Annan endorses far-reaching proposals for UN peacekeeping operations
23 August -- United Nations Secretary-General Kofi Annan today endorsed a series of far-reaching proposals for improving UN peace operations contained in a report by a panel of international experts he set up in March.

"I urge all Member States to join me in considering, approving and supporting the implementation of those recommendations," the Secretary-General writes in a letter> forwarding the Report of the Panel on UN Peace Operations to the Security Council and the General Assembly. He also informs them that he has designated Deputy Secretary-General Louise Fréchette to oversee the preparation of a detailed implementation plan.

The Panel, chaired by former Algerian Foreign Minister Lakhdar Brahimi, and comprising 10 experts from all regions of the world, addressed the need to "to rethink the historically prevailing view of peacekeeping as a temporary aberration rather than a core function of the UN."

Emphasizing the fundamental need to prevent conflicts from breaking out and the importance of strengthening early warning systems, the Panel sets out concrete proposals for making the UN a more credible force for peace. Among its many recommendations, it calls for providing peacekeeping troops with the authorization, equipment and backing to respond to violence against civilians and to take action against one side in a conflict if it violates peace agreements. The Security Council is urged not to finalize resolutions authorizing large peacekeeping missions until Member States have pledged the necessary troops and resources to deploy them successfully. The Secretary-General is called upon to maintain a roster of qualified candidates for key peacekeeping jobs in the field, while Member States are asked to prepare personnel that can be deployed once an operation is established.

In addition, the Panel calls for more steady funding for the UN's Department of Peacekeeping Operations so as to overcome confusion of "the temporary nature of specific operations with the evident permanence of peacekeeping and other peace operation activities as core functions of the UN."

The Panel warns frankly that "without renewed commitment on the part of Member States, significant institutional change and increased financial support, the UN will not be capable of executing the critical peacekeeping and peace-building tasks that the Member States assign to it in coming months and years."

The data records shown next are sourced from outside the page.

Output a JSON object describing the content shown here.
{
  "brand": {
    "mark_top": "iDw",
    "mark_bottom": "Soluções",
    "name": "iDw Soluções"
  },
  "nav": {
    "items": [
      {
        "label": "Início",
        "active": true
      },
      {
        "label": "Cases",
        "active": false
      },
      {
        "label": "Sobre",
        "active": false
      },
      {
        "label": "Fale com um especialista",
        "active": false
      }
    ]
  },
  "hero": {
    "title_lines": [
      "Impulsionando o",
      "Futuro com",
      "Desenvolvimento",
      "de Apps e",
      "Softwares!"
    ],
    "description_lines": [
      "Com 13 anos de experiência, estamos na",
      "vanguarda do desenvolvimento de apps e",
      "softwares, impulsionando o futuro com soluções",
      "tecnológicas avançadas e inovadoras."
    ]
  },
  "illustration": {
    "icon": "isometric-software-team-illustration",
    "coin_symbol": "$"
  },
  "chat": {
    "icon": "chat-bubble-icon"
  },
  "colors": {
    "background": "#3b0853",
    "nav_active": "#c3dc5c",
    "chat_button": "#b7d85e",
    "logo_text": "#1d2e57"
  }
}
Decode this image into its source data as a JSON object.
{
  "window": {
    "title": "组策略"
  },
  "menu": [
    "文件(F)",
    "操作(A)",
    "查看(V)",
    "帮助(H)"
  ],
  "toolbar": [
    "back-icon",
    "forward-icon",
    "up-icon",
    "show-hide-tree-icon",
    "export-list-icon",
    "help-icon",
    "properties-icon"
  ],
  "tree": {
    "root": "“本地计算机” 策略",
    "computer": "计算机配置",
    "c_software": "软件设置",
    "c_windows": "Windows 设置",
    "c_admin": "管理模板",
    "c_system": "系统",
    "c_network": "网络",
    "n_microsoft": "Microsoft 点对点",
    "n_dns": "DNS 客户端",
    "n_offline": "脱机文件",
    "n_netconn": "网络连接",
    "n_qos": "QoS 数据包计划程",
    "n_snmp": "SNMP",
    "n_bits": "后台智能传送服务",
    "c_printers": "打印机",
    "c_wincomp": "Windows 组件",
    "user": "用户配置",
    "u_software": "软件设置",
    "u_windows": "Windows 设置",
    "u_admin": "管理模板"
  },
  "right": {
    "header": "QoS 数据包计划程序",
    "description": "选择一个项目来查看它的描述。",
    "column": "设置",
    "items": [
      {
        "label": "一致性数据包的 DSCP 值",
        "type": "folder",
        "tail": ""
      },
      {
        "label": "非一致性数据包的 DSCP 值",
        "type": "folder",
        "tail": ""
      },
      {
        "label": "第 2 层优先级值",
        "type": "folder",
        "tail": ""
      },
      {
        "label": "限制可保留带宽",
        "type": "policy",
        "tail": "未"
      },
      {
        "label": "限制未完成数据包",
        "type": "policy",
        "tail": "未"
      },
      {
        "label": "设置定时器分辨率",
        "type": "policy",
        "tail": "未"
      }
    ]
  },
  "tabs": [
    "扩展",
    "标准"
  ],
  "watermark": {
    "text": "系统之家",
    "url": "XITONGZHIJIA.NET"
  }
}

The report candidly describes what it says the UN "has bitterly and repeatedly discovered over the last decade," namely that "no amount of good intentions can substitute for the fundamental ability to project credible force if complex peacekeeping, in particular, is to succeed." While reaffirming that the consent of the local parties, impartiality and the use of force only in self-defence should remain the bedrock principles of peacekeeping, the Panel nevertheless clarifies that impartiality should not imply lack of action. In cases "where one party to a peace agreement clearly and incontrovertibly is violating its terms, continued equal treatment of all parties by the UN can in the best case result in ineffectiveness and in the worst may amount to complicity with evil."

The authors go on to point out that "No failure did more damage to the standing and credibility of UN peacekeeping in the 1990s than its reluctance to distinguish victim from aggressor."

In order to correct this, the Panel recommends that rules of engagement be sufficiently robust so that UN contingents will not be forced to cede the initiative to their attackers. Further, UN peacekeepers who witness violence against civilians should be presumed to be authorized to stop it, within their means, in support of basic UN principles.

At the same time, the Panel emphasizes the importance of conflict prevention, noting that it is "far preferable for those who would otherwise suffer the consequences of war, and a less costly option for the international community than military action, emergency humanitarian relief, or reconstruction after a war has run its course."

The Panel recommends the creation of a new information-gathering and analysis entity within the UN to accumulate knowledge about conflict situations, distribute that knowledge efficiently, generate policy analyses and formulate long-term strategies.

The report also calls for a comprehensive list of potential special representatives of the Secretary-General, force commanders, civilian police commissioners, their potential deputies, and others, "representing a broad geographic and equitable gender distribution." An on-call list of about 100 experienced and well-qualified military officers should be established, along with lists of civilian police, international judicial and penal experts and human rights specialists. Member States should established pools of police officers and related experts, according to the report.

Calling on Member States to "accept that primary responsibility for reform lies with them," the report says that most failures occurred because the Security Council and the Member States crafted and supported "ambiguous, inconsistent and under-funded mandates and then stood back and watched as they failed, sometimes even adding critical public commentary as the credibility of the UN underwent its severest tests."

The Panel warns that the changes it recommends will have no lasting impact unless Member States summon the political will to support the UN politically, financially and operationally to enable it to be truly credible as a force for peace.

Concluding their report, Panel members describe their shared vision, writing, "We see, above all, a UN that has not only the will but also the ability to fulfil its great promise and to justify the confidence and trust place in it by the overwhelming majority of humankind."